When you visit the Isabella Stewart Gardner Museum in Boston, you're not just bearing witness to an impressive collection of paintings like you do at a standard art museum. You're also standing on the site of the biggest art theft of all time, which occurred in 1990 when two thieves dressed as police absconded with half a billion dollars worth of works by artists like Rembrandt, Degas, Manet and Vermeer – works that in any other context might be described as "priceless." The museum has long had a $5 million reward for information that would lead to the recovery of the lost paintings, but the ante has been raised to $10 million before the end of 2017. The museum's director of security Anthony Amore explained the rationale behind the temporary increase to The New York Times:
"It's conceivable that some criminal organization or people might be wishy-washy about the $5 million. But it's not conceivable that they're feeling the same way about the $10 million."

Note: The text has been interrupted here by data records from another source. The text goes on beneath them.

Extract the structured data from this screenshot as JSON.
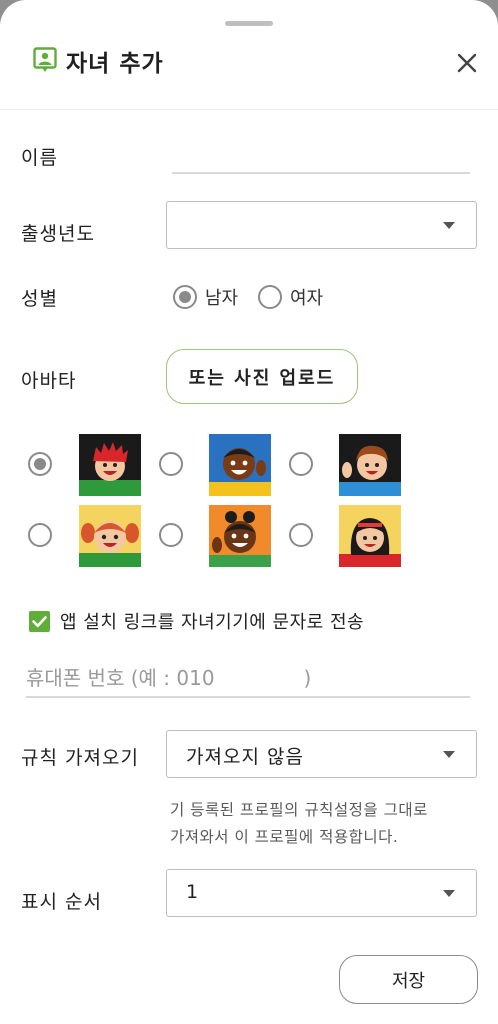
{
  "dialog": {
    "title": "자녀 추가",
    "accent_color": "#5fae3a"
  },
  "form": {
    "name_label": "이름",
    "name_value": "",
    "birth_year_label": "출생년도",
    "birth_year_value": "",
    "gender_label": "성별",
    "gender_options": [
      "남자",
      "여자"
    ],
    "gender_selected": "남자",
    "avatar_label": "아바타",
    "upload_button": "또는 사진 업로드",
    "avatars": [
      "red-hair-boy",
      "dark-skin-boy-waving",
      "brown-hair-boy-waving",
      "red-hair-girl",
      "dark-skin-girl-waving",
      "black-hair-girl"
    ],
    "avatar_selected_index": 0,
    "sms_checkbox_label": "앱 설치 링크를 자녀기기에 문자로 전송",
    "sms_checked": true,
    "phone_placeholder": "휴대폰 번호 (예 : 010              )",
    "rules_label": "규칙 가져오기",
    "rules_value": "가져오지 않음",
    "rules_hint_line1": "기 등록된 프로필의 규칙설정을 그대로",
    "rules_hint_line2": "가져와서 이 프로필에 적용합니다.",
    "order_label": "표시 순서",
    "order_value": "1",
    "save_button": "저장"
  }
}
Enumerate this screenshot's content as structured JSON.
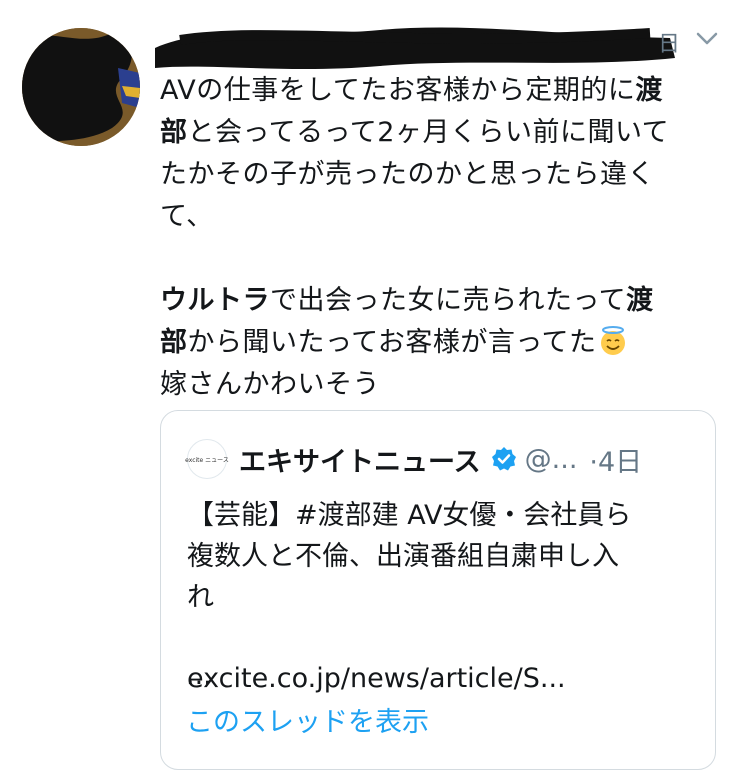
{
  "tweet": {
    "date_stub": "日",
    "lines": [
      [
        {
          "t": "AVの仕事をしてたお客様から定期的に",
          "b": false
        },
        {
          "t": "渡",
          "b": true
        }
      ],
      [
        {
          "t": "部",
          "b": true
        },
        {
          "t": "と会ってるって2ヶ月くらい前に聞いて",
          "b": false
        }
      ],
      [
        {
          "t": "たかその子が売ったのかと思ったら違く",
          "b": false
        }
      ],
      [
        {
          "t": "て、",
          "b": false
        }
      ],
      [],
      [
        {
          "t": "ウルトラ",
          "b": true
        },
        {
          "t": "で出会った女に売られたって",
          "b": false
        },
        {
          "t": "渡",
          "b": true
        }
      ],
      [
        {
          "t": "部",
          "b": true
        },
        {
          "t": "から聞いたってお客様が言ってた",
          "b": false
        },
        {
          "emoji": "smiling-face-with-halo"
        }
      ],
      [
        {
          "t": "嫁さんかわいそう",
          "b": false
        }
      ]
    ]
  },
  "quote": {
    "avatar_text": "excite ニュース",
    "name": "エキサイトニュース",
    "handle": "@...",
    "date": "·4日",
    "text_lines": [
      "【芸能】#渡部建 AV女優・会社員ら",
      "複数人と不倫、出演番組自粛申し入",
      "れ"
    ],
    "link": "excite.co.jp/news/article/S...",
    "ellipsis": "..."
  },
  "thread_link": "このスレッドを表示",
  "colors": {
    "accent": "#1da1f2",
    "secondary_text": "#657786",
    "border": "#d4dbe0"
  }
}
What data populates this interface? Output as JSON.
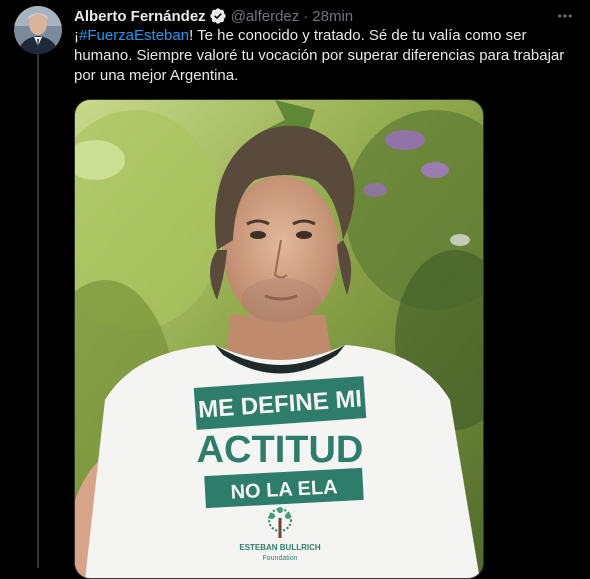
{
  "tweet": {
    "author": {
      "display_name": "Alberto Fernández",
      "handle": "@alferdez",
      "verified_icon": "verified-badge-icon"
    },
    "separator": "·",
    "time_ago": "28min",
    "more_icon": "more-horizontal-icon",
    "text": {
      "prefix": "¡",
      "hashtag": "#FuerzaEsteban",
      "body": "! Te he conocido y tratado. Sé de tu valía como ser humano. Siempre valoré tu vocación por superar diferencias para trabajar por una mejor Argentina."
    },
    "image": {
      "shirt_line1": "ME DEFINE MI",
      "shirt_line2": "ACTITUD",
      "shirt_line3": "NO LA ELA",
      "logo_line1": "ESTEBAN BULLRICH",
      "logo_line2": "Foundation"
    }
  },
  "colors": {
    "background": "#000000",
    "text": "#e7e9ea",
    "secondary": "#71767b",
    "link": "#1d9bf0",
    "shirt_green": "#2e7d6b"
  }
}
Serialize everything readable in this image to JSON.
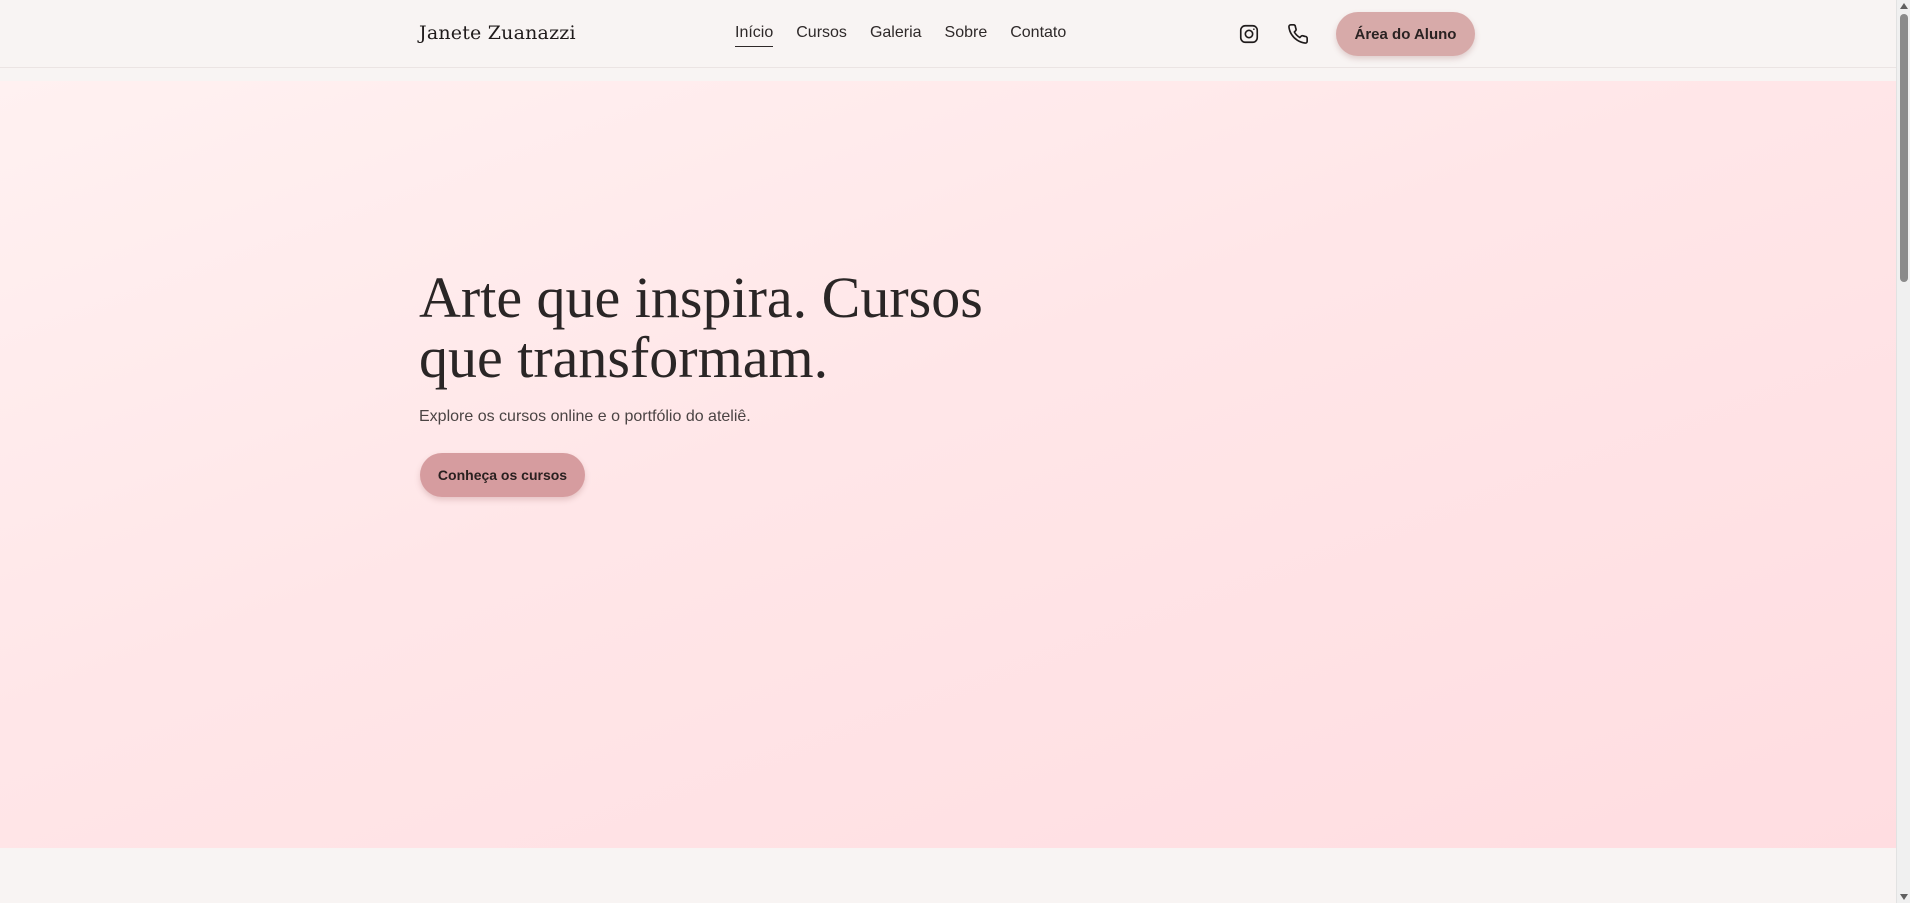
{
  "header": {
    "brand": "Janete Zuanazzi",
    "nav": [
      {
        "label": "Início",
        "active": true
      },
      {
        "label": "Cursos",
        "active": false
      },
      {
        "label": "Galeria",
        "active": false
      },
      {
        "label": "Sobre",
        "active": false
      },
      {
        "label": "Contato",
        "active": false
      }
    ],
    "icons": [
      "instagram-icon",
      "phone-icon"
    ],
    "student_area_label": "Área do Aluno"
  },
  "hero": {
    "title": "Arte que inspira. Cursos que transformam.",
    "subtitle": "Explore os cursos online e o portfólio do ateliê.",
    "cta_label": "Conheça os cursos"
  },
  "colors": {
    "accent": "#d7aaa9",
    "cta": "#d69c9f",
    "hero_bg": "#ffe6e8",
    "page_bg": "#f8f4f3"
  }
}
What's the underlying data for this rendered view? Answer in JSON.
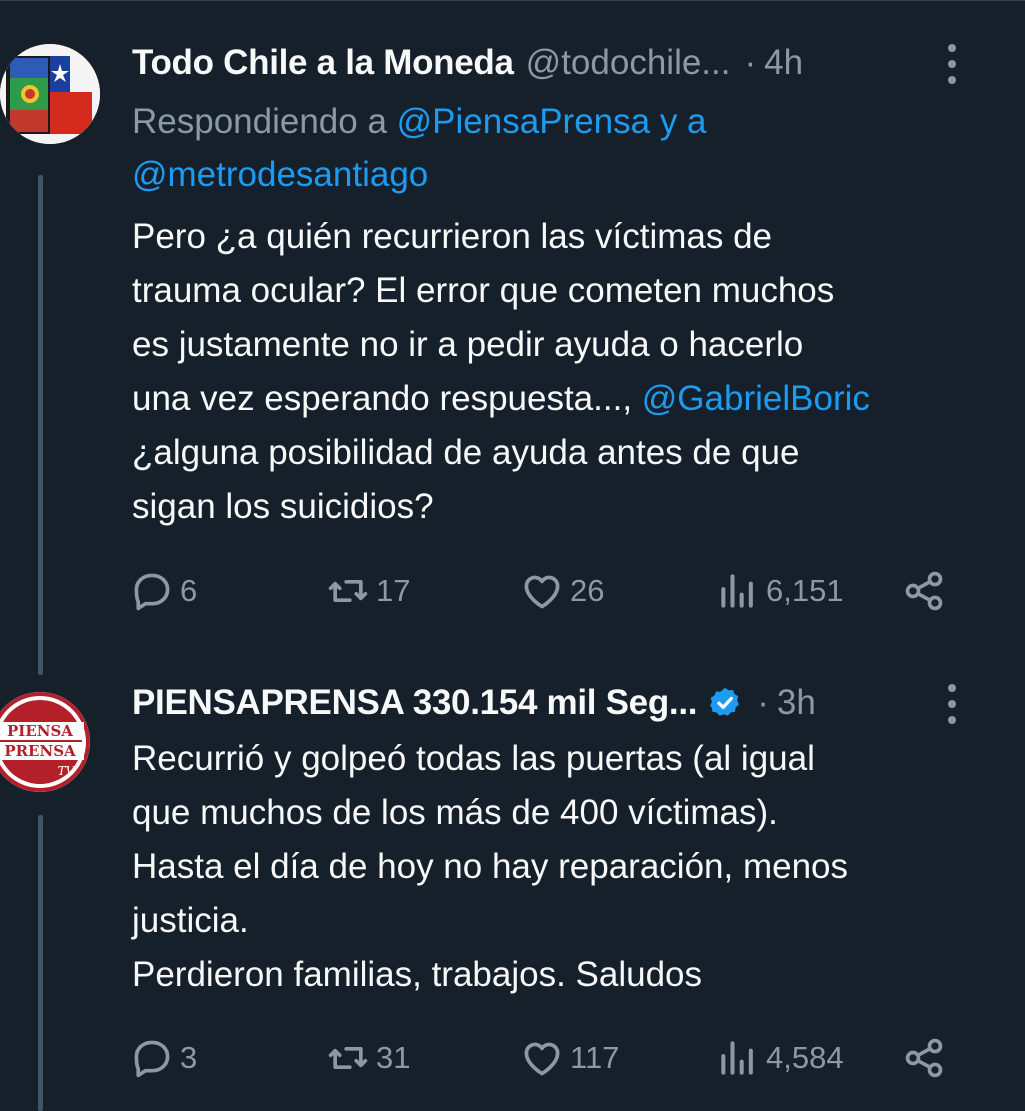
{
  "tweets": [
    {
      "display_name": "Todo Chile a la Moneda",
      "handle": "@todochile...",
      "time": "4h",
      "reply_to_prefix": "Respondiendo a ",
      "reply_to_user1": "@PiensaPrensa",
      "reply_to_join": " y a",
      "reply_to_user2": "@metrodesantiago",
      "text_part1": "Pero ¿a quién recurrieron las víctimas de\ntrauma ocular? El error que cometen muchos\nes justamente no ir a pedir ayuda o hacerlo\nuna vez esperando respuesta..., ",
      "text_mention": "@GabrielBoric",
      "text_part2": "\n¿alguna posibilidad de ayuda antes de que\nsigan los suicidios?",
      "replies": "6",
      "retweets": "17",
      "likes": "26",
      "views": "6,151"
    },
    {
      "display_name": "PIENSAPRENSA 330.154 mil Seg...",
      "time": "3h",
      "avatar_text_line1": "PIENSA",
      "avatar_text_line2": "PRENSA",
      "avatar_text_line3": "TV",
      "text": "Recurrió y golpeó todas las puertas (al igual\nque muchos de los más de 400 víctimas).\nHasta el día de hoy no hay reparación, menos\njusticia.\nPerdieron familias, trabajos. Saludos",
      "replies": "3",
      "retweets": "31",
      "likes": "117",
      "views": "4,584"
    }
  ],
  "separator": "·",
  "colors": {
    "background": "#15202b",
    "text_primary": "#f7f9f9",
    "text_secondary": "#8b98a5",
    "link": "#1d9bf0",
    "thread_line": "#425566",
    "verified": "#1d9bf0"
  },
  "icons": [
    "reply-icon",
    "retweet-icon",
    "like-icon",
    "views-icon",
    "share-icon",
    "more-icon",
    "verified-badge-icon"
  ]
}
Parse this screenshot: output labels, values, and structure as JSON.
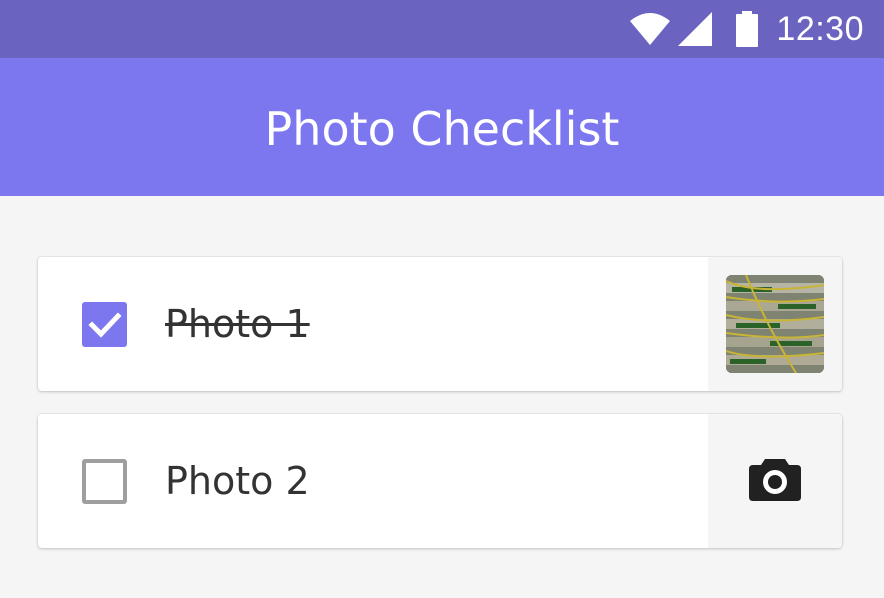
{
  "status_bar": {
    "time": "12:30",
    "icons": [
      "wifi-icon",
      "signal-icon",
      "battery-icon"
    ]
  },
  "app_bar": {
    "title": "Photo Checklist"
  },
  "items": [
    {
      "label": "Photo 1",
      "checked": true,
      "media": "photo-thumbnail"
    },
    {
      "label": "Photo 2",
      "checked": false,
      "media": "camera-icon"
    }
  ],
  "colors": {
    "status_bar": "#6a63c0",
    "primary": "#7d77ef",
    "background": "#f5f5f5",
    "text": "#333333",
    "unchecked_border": "#9e9e9e"
  }
}
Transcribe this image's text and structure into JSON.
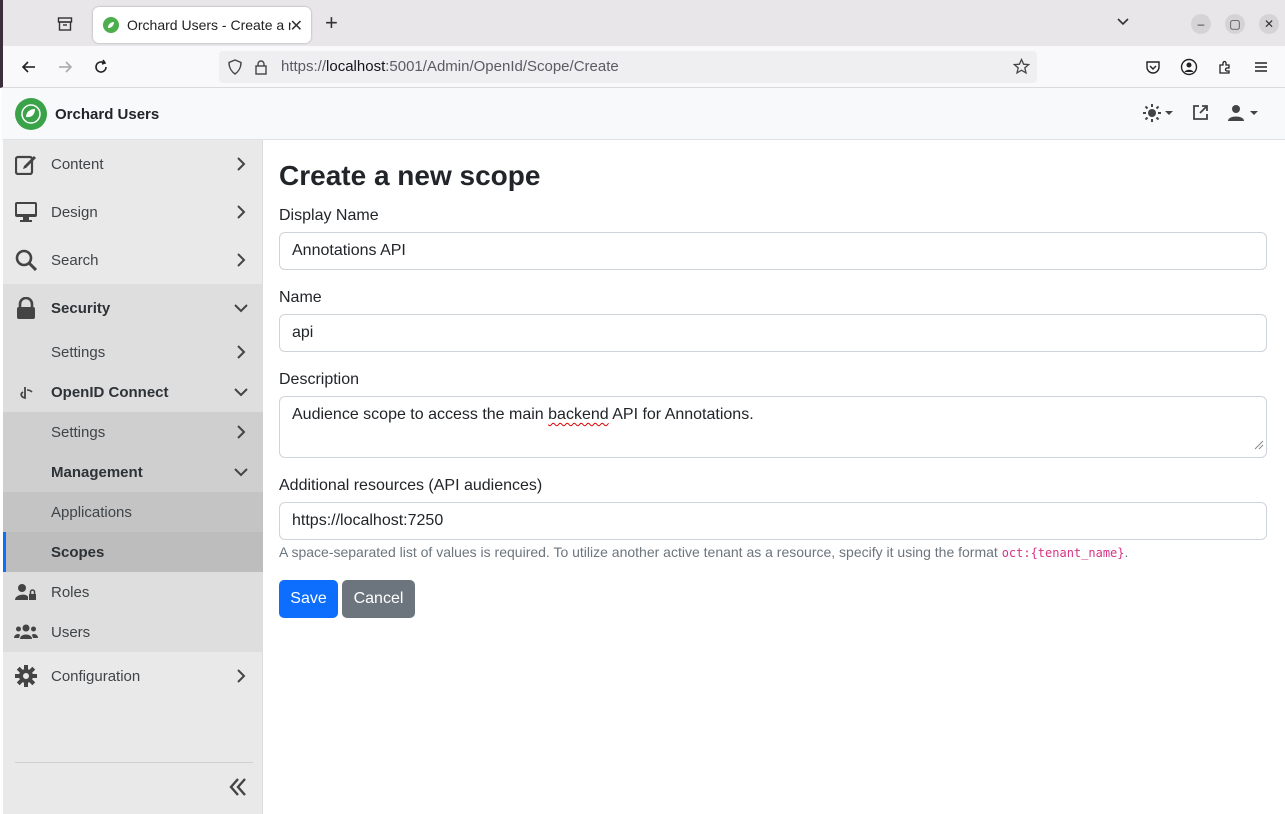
{
  "browser": {
    "tab_title": "Orchard Users - Create a new scope",
    "url_scheme": "https://",
    "url_host": "localhost",
    "url_rest": ":5001/Admin/OpenId/Scope/Create"
  },
  "app": {
    "brand": "Orchard Users"
  },
  "sidebar": {
    "content": "Content",
    "design": "Design",
    "search": "Search",
    "security": "Security",
    "security_settings": "Settings",
    "openid": "OpenID Connect",
    "openid_settings": "Settings",
    "management": "Management",
    "applications": "Applications",
    "scopes": "Scopes",
    "roles": "Roles",
    "users": "Users",
    "configuration": "Configuration"
  },
  "form": {
    "title": "Create a new scope",
    "display_name_label": "Display Name",
    "display_name_value": "Annotations API",
    "name_label": "Name",
    "name_value": "api",
    "description_label": "Description",
    "description_pre": "Audience scope to access the main ",
    "description_misspelled": "backend",
    "description_post": " API for Annotations.",
    "resources_label": "Additional resources (API audiences)",
    "resources_value": "https://localhost:7250",
    "help_text": "A space-separated list of values is required. To utilize another active tenant as a resource, specify it using the format",
    "help_code": "oct:{tenant_name}",
    "help_end": ".",
    "save": "Save",
    "cancel": "Cancel"
  },
  "colors": {
    "primary": "#0d6efd",
    "secondary": "#6c757d",
    "brand_green": "#3aa34a"
  }
}
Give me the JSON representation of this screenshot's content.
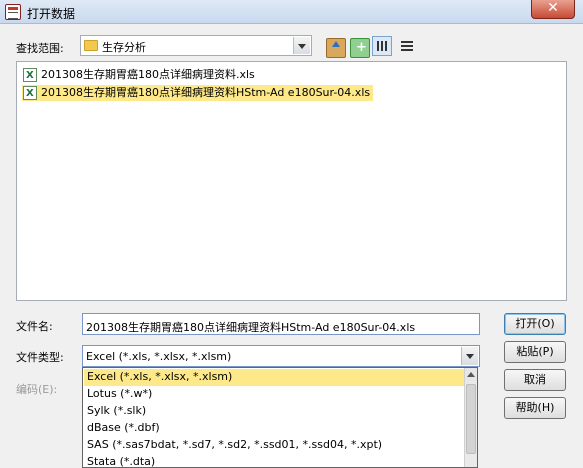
{
  "window": {
    "title": "打开数据",
    "close_label": "✕"
  },
  "lookin": {
    "label": "查找范围:",
    "folder": "生存分析"
  },
  "toolbar": {
    "up": "up-folder-icon",
    "new": "new-folder-icon",
    "list": "list-view-icon",
    "details": "details-view-icon"
  },
  "files": [
    {
      "name": "201308生存期胃癌180点详细病理资料.xls",
      "selected": false
    },
    {
      "name": "201308生存期胃癌180点详细病理资料HStm-Ad e180Sur-04.xls",
      "selected": true
    }
  ],
  "filename": {
    "label": "文件名:",
    "value": "201308生存期胃癌180点详细病理资料HStm-Ad e180Sur-04.xls"
  },
  "filetype": {
    "label": "文件类型:",
    "value": "Excel (*.xls, *.xlsx, *.xlsm)"
  },
  "encoding": {
    "label": "编码(E):"
  },
  "buttons": {
    "open": "打开(O)",
    "paste": "粘贴(P)",
    "cancel": "取消",
    "help": "帮助(H)"
  },
  "dropdown_options": [
    "Excel (*.xls, *.xlsx, *.xlsm)",
    "Lotus (*.w*)",
    "Sylk (*.slk)",
    "dBase (*.dbf)",
    "SAS (*.sas7bdat, *.sd7, *.sd2, *.ssd01, *.ssd04, *.xpt)",
    "Stata (*.dta)"
  ],
  "colors": {
    "selection": "#fde98a",
    "titlebar": "#c9d9ee"
  }
}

As I write this, that reasoning is being tested, since the December 31st deadline to claim the doubled reward is here and no viable recipients have been reported. Amore says he's optimistic, though, even given the fact that nearly 30 years have passed since "the biggest property theft in the history of man," since as whoever has the paintings now will eventually wise up to the fact that their loot will be tricky to sell due to their notoriety – on the other hand, 27 years is a very long time to take to learn that lesson.
Empty frames like the one seen above that previously held the paintings have remained on display in the museum since the heist, a message that the paintings' rightful home will always be in the Gardner collection. In 2013, the FBI revealed that the identities of the thieves had been discovered, but that they had both died, and were believed to have bequeathed the art to someone affiliated with the mob.
The paintings aren't known to have shown up in any black market exchanges, so one can only hope that they haven't been somehow lost or destroyed. After December 31st, the museum's reward will revert back to the $5 million amount.